Mr Lagardère says that he was “like a brother” to the President.
The affair is embarrassing for Mr Sarkozy as he has been trying to persuade workers to accept 10,000 job cuts as part of Airbus’s rescue plan.
Unions reacted with fury to the suggestion that the top management had been lining their pockets while keeping the company’s troubles secret.
The eruption of the first big financial scandal in his presidency will hinder Mr Sarkozy’s attempts to shed his image as a chum of billionaires and big business.
The opposition and his other critics routinely attack him for what they perceive as his unhealthy closeness to France’s richest tycoons.
He is potentially vulnerable because he was Interior Minister when, it emerged yesterday, the Government was told that Airbus was in trouble and it should sell some of its 15 percent holding before the share price fell.
Profits of about €90 million were made in 1,200 trades with inside knowledge, according to the AMF, which has handed its report to prosecutors.
The share price plummeted 17 per cent in a day in June last year after Airbus revealed the extent of losses because of poor management of its programme for the A380 giant airliner.
Thierry Breton, the Finance Minister at the time, said yesterday that the state had not sold shares, but neither had it objected to the sale of shares by Mr Lagardère and other insiders.
Noël Forgeard, the chief of Airbus at the time, and his children exercised stock options in the company at a profit of ¤2.5 million in March 2006, according to AMF records.
The recent disclosure of this transaction caused public outrage and bolstered Mr Sarkozy’s plans for curbing stock options. Measures are to be announced this week.
All involved deny wrongdoing and Lagardère said that it would sue those who leaked the preliminary report — subsequently confirmed by officials — which was first published by Le Figaro newspaper.
The affair threatens new turbulence for Airbus just as it is pulling out of a 15-month slump.
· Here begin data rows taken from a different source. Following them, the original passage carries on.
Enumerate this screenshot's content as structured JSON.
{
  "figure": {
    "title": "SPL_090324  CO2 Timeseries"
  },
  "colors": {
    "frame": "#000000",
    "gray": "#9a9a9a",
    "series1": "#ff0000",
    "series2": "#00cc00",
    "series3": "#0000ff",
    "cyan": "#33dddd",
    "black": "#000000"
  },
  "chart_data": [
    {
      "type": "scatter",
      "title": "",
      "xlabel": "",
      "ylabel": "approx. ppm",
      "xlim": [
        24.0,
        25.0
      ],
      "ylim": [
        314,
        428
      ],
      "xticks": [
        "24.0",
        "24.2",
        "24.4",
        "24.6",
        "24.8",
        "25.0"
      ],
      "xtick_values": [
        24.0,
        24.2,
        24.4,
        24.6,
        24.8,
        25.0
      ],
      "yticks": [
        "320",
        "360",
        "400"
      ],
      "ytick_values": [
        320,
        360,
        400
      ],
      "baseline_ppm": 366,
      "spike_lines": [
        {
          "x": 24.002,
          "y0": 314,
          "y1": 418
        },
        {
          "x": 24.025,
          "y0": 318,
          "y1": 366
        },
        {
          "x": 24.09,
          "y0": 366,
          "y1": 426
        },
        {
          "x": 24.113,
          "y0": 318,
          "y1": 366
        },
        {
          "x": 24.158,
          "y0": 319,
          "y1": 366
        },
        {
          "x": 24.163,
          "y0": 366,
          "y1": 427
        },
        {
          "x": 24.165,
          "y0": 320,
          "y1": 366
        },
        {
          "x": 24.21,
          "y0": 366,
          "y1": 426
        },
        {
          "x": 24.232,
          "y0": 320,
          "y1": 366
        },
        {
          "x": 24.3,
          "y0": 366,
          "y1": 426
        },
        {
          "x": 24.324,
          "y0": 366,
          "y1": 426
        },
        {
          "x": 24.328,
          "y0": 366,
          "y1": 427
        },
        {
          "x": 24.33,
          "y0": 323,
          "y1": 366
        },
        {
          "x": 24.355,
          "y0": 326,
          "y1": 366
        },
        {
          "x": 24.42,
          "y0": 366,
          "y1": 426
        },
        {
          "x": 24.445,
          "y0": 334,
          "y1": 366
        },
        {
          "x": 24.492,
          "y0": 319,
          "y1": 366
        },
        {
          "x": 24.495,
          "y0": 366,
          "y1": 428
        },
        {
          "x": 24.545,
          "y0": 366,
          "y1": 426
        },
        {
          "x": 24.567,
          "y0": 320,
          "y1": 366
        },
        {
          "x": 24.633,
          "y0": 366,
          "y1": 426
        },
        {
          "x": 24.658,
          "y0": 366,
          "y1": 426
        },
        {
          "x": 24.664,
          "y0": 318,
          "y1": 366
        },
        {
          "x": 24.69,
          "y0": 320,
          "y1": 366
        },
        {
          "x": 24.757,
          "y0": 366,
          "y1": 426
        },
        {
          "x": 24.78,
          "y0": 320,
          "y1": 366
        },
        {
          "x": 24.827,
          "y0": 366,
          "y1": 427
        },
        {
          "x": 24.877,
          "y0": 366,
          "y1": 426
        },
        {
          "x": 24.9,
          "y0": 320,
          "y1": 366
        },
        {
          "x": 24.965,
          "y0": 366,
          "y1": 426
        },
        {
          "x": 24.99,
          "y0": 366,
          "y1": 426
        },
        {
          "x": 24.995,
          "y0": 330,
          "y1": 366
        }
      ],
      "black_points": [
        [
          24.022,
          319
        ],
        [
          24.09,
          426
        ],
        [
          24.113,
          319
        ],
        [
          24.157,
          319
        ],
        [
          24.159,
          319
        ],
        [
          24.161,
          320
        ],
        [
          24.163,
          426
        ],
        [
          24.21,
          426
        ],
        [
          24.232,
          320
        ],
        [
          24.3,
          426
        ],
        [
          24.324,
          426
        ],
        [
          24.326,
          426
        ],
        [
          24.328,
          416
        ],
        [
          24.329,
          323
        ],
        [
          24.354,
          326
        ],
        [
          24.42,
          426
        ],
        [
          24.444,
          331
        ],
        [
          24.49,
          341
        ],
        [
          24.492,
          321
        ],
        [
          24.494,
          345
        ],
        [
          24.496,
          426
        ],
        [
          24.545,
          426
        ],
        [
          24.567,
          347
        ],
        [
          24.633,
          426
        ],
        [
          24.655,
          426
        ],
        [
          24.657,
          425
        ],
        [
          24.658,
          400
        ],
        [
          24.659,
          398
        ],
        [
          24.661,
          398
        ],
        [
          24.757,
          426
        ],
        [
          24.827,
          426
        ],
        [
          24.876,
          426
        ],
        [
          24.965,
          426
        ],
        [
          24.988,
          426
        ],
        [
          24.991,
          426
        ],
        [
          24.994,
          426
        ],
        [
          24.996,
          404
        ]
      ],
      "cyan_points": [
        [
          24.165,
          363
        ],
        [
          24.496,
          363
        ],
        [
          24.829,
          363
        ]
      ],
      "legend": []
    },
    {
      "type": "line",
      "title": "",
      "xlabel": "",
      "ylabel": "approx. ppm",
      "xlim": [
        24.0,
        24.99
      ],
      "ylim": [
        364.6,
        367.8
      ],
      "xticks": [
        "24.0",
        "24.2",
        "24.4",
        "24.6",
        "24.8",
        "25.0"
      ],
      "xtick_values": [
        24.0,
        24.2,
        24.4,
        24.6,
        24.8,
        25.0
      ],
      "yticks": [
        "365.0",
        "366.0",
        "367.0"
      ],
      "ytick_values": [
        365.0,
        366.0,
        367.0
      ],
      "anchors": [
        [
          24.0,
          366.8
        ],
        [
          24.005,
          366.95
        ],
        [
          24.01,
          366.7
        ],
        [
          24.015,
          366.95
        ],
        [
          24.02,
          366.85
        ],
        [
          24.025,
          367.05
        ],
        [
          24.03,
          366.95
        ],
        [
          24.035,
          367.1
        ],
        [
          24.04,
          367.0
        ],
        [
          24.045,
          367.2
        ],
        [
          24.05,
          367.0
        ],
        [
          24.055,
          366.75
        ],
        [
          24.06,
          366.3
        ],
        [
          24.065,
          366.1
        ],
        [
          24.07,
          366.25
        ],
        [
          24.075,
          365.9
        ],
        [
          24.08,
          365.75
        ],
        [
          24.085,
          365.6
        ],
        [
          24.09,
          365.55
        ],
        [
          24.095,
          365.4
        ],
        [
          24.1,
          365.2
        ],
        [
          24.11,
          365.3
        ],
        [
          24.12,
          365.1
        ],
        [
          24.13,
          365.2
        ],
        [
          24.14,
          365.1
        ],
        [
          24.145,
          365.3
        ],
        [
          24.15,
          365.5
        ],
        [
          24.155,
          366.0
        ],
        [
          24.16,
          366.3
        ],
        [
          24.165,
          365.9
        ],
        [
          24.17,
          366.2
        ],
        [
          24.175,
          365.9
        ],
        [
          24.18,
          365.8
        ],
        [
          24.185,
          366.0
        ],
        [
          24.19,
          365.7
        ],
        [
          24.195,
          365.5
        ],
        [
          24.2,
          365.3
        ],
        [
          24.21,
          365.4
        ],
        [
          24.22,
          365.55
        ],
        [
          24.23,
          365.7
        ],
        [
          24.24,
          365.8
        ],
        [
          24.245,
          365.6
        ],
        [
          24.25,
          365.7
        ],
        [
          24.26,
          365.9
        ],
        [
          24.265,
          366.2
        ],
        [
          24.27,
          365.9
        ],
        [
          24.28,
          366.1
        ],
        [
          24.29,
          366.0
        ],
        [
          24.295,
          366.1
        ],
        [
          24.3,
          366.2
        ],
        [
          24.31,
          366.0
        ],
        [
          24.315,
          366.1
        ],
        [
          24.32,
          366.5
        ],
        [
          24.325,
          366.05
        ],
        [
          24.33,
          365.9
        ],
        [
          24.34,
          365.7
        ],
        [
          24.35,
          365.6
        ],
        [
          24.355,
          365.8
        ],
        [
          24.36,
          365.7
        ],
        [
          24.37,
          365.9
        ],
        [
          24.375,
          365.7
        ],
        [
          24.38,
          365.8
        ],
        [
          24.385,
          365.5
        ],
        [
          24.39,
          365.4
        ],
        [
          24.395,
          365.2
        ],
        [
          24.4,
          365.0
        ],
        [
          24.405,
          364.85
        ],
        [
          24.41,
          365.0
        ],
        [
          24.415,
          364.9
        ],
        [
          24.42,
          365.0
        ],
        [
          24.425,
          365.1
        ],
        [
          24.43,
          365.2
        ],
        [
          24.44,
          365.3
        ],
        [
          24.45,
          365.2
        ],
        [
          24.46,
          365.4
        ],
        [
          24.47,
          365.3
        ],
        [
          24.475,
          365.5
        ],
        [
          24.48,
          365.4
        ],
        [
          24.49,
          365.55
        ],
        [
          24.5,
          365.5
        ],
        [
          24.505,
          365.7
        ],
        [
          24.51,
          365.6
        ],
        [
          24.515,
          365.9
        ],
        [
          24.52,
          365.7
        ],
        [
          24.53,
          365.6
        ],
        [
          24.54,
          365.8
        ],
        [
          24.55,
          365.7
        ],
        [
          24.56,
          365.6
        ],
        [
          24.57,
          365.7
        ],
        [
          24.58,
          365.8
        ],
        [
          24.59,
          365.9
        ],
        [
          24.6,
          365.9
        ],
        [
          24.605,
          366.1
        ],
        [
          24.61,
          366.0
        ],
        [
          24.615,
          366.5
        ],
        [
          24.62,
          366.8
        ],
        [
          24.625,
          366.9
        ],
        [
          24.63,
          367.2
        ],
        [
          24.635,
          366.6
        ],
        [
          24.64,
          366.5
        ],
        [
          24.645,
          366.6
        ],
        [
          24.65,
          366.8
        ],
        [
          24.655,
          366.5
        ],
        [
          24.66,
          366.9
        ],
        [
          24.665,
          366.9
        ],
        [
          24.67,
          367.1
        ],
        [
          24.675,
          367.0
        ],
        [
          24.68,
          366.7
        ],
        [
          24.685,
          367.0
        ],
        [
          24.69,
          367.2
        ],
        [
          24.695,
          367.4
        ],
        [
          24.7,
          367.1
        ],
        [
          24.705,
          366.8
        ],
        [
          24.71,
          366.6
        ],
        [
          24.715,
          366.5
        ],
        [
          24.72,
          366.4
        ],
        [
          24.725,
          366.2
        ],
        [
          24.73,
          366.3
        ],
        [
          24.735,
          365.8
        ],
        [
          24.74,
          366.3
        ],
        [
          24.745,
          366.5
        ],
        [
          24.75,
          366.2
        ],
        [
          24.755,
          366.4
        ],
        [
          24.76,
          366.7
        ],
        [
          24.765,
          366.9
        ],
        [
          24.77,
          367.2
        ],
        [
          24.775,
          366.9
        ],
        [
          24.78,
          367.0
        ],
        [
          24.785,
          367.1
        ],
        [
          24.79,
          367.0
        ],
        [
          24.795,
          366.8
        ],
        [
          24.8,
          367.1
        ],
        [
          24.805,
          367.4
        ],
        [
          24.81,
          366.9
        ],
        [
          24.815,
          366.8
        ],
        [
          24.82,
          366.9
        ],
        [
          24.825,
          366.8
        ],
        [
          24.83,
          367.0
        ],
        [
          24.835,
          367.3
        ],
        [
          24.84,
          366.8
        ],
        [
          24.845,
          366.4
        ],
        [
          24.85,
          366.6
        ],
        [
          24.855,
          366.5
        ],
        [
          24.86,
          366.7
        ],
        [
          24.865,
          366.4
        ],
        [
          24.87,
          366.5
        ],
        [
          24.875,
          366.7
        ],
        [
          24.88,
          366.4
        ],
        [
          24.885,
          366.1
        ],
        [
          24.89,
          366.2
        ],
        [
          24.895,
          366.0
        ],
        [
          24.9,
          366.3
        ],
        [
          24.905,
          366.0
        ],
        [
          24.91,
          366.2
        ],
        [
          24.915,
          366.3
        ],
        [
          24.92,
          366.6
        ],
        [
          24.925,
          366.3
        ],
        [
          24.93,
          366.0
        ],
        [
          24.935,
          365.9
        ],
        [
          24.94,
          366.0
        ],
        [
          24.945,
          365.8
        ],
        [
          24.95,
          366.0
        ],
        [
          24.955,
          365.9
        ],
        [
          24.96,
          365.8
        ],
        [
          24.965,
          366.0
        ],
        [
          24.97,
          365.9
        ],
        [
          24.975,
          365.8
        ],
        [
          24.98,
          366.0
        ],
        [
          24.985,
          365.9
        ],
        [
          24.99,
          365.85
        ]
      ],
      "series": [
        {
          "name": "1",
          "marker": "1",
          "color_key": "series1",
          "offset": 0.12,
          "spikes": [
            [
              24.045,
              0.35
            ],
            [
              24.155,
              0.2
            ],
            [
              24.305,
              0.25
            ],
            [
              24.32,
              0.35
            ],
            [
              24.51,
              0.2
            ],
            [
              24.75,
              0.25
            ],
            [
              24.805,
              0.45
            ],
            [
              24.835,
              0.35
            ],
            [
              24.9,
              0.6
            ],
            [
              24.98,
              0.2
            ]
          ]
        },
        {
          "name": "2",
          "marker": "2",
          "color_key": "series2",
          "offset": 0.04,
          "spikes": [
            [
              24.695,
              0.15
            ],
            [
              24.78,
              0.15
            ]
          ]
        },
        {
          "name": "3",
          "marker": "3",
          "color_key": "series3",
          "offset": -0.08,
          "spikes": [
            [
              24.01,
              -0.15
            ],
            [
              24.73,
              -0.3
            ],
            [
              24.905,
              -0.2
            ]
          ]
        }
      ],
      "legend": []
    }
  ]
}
It is about to hand over to Singapore Airlines the first A380 airliner.
The big shareholders and executives who cashed in before the slump were fully aware of delays in the A380 months before they were made public, investigators allege.
They also report suspicions over the “odd” method used by the Lagardère company and DaimlerChrysler, the two biggest shareholders, to reduce their holdings by delaying the transaction until this year, but with a value fixed at the pre-slump level.
Trade unions said they were “sickened and disgusted” by what appeared to be an operation by top management and shareholders to feather their nests before reporting bad news that would result in thousands of redundancies.
“This is not a trifling affair. We’re talking about tens of millions of euros of profit in a sector that is strategic for France and Europe,” Jean-Christophe Le Duigou, the national secretary of the CGT trade union, said.
The AMF report is in the hands of the prosecutor and judges who opened their investigation in November.